3) If and when the S/NR eventually recovers of its own accord then the speed returns. If it has resynched due to a drop out then I generally lose connection speed of course. Shortly after the DLM ramps up the S/NR Target as the graphs clearly show in several cases. My Zen profile data show the speed varying wildly some time afterwards:
Zen Line Data
4) BUT, and this may be important, if I manually resynch the router while I have lost Internet access but am still synched, all immediately returns as it was with no DLM subsequently springing into action. Odd? Maybe it's the router??? So I tried the Vigor 2820n and also a cheap Tenda (based on a TP Link), the latter running currently for four days but the results are the same as the Billion as you will see.
5) The line can be stable on ADSL2+ for up to four days so far with no massive drops.
A second ADSL line
Due to a project I'm starting work on, I now found I needed a second ADSL feed for a few months - as I have a spare line already, I decided to add ADSL to it via Zen again on a monthly contract and this went live yesterday (amazingly, four days before it was supposed to!). Checks showed that it should be a bit faster than the current one - the telephone number line checkers consistently showed 5Mb/s for my current line and potentially 6Mb/s for new one. Maybe this would be my new permanent line and solve the dropout problem?
The line is of course on the same BT underground cable and if anything will be a bit noisier as it's currently an extension off a very old BT logo'd master with split faceplate downstairs. However, I have filtered it at both sockets for now and I guess it doesn't affect what is about to happen as it is a separate pair after all...
I decided to put this line on a second (secondhand) Billion 7800n router but set so it didn't affect the target S/NR when rebooted. And am determined to leave it alone for 10 days if necessary to see what happens. At the moment, the router LAN output goes straight into a laptop which has RouterStats running on it. No other connection to my own LAN, NAS boxes etc or any other equipment .
Out of the box, it connected at 6dB and 9,847 Kbps and had been that way pretty well for about 18 hours at a +/-0.5 dB rate
Until 10.58.52 today that is - and this is the point at which I have now become totally confused!!

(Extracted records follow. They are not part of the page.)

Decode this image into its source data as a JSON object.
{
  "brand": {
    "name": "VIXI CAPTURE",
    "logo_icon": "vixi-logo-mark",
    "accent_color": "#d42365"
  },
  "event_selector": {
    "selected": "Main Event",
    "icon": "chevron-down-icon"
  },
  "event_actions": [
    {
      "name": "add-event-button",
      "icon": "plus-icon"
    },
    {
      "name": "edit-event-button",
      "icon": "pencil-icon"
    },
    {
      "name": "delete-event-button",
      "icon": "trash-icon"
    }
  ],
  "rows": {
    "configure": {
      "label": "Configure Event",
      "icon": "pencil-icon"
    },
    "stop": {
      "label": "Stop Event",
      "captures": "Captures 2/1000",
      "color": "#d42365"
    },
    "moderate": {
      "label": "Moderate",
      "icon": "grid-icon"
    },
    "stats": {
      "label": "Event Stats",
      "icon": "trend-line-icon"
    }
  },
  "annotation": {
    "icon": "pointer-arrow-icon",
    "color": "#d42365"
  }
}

Below is a composite of RouterStats graphs from both lines, original at the top and new one below, over the same time period as near as I can make it with the aid of Photoshop (the logs show the relevant timings are identical).
Line Comparisons
They are self-explanatory I hope.
Line 1 dropped and then ramped down to 0dB from ~3dB and lost synch - (this is the Tenda router so no S/NR management possible), resynched back at 3dB and then (I assume) the DLM kicked in. The graph now looks very familiar if you look at earlier examples...
Line 2 appears to have some mystic affinity to Line 1 but didn't lose synch - it was 3dB higher in the first place though. This line lost d/l speed to about 2Mb/s during the second low period but kept at about 8.5Mb/s during the first low period. Sync rate is still 9,847 which ties in with an 8.5Mb/s d/l.
My best guess based on these two graphs is now noise -or maybe an exchange fault if both lines actually end up on the same equipment. But why does resynching the router immediately stop the problem?
If it helps, here are graphs of Bits & Attenuation before (top) and during (bottom) an 8dB drop:
Bits & Attenuation Comparison
And my US noise isn't good either (taken today but it's always like this [on both lines]):
Upstream Noise Margin
It would be nice if it was a line fault somehow as I could get all my cabling/sockets sorted! If anyone needs more data I probably have it but didn't want to go from what may be complete to total overload on this post to solve that these drops are. I expect it's simple really.
Okay - over to the experts please. Thanks.
FWIW my live stats off Line 1 are linked in my sig. Any red graph traces are my own alarm limits. Stats are a bit restricted currently as the Tenda doesn't do Telnet - waddya expect for £11!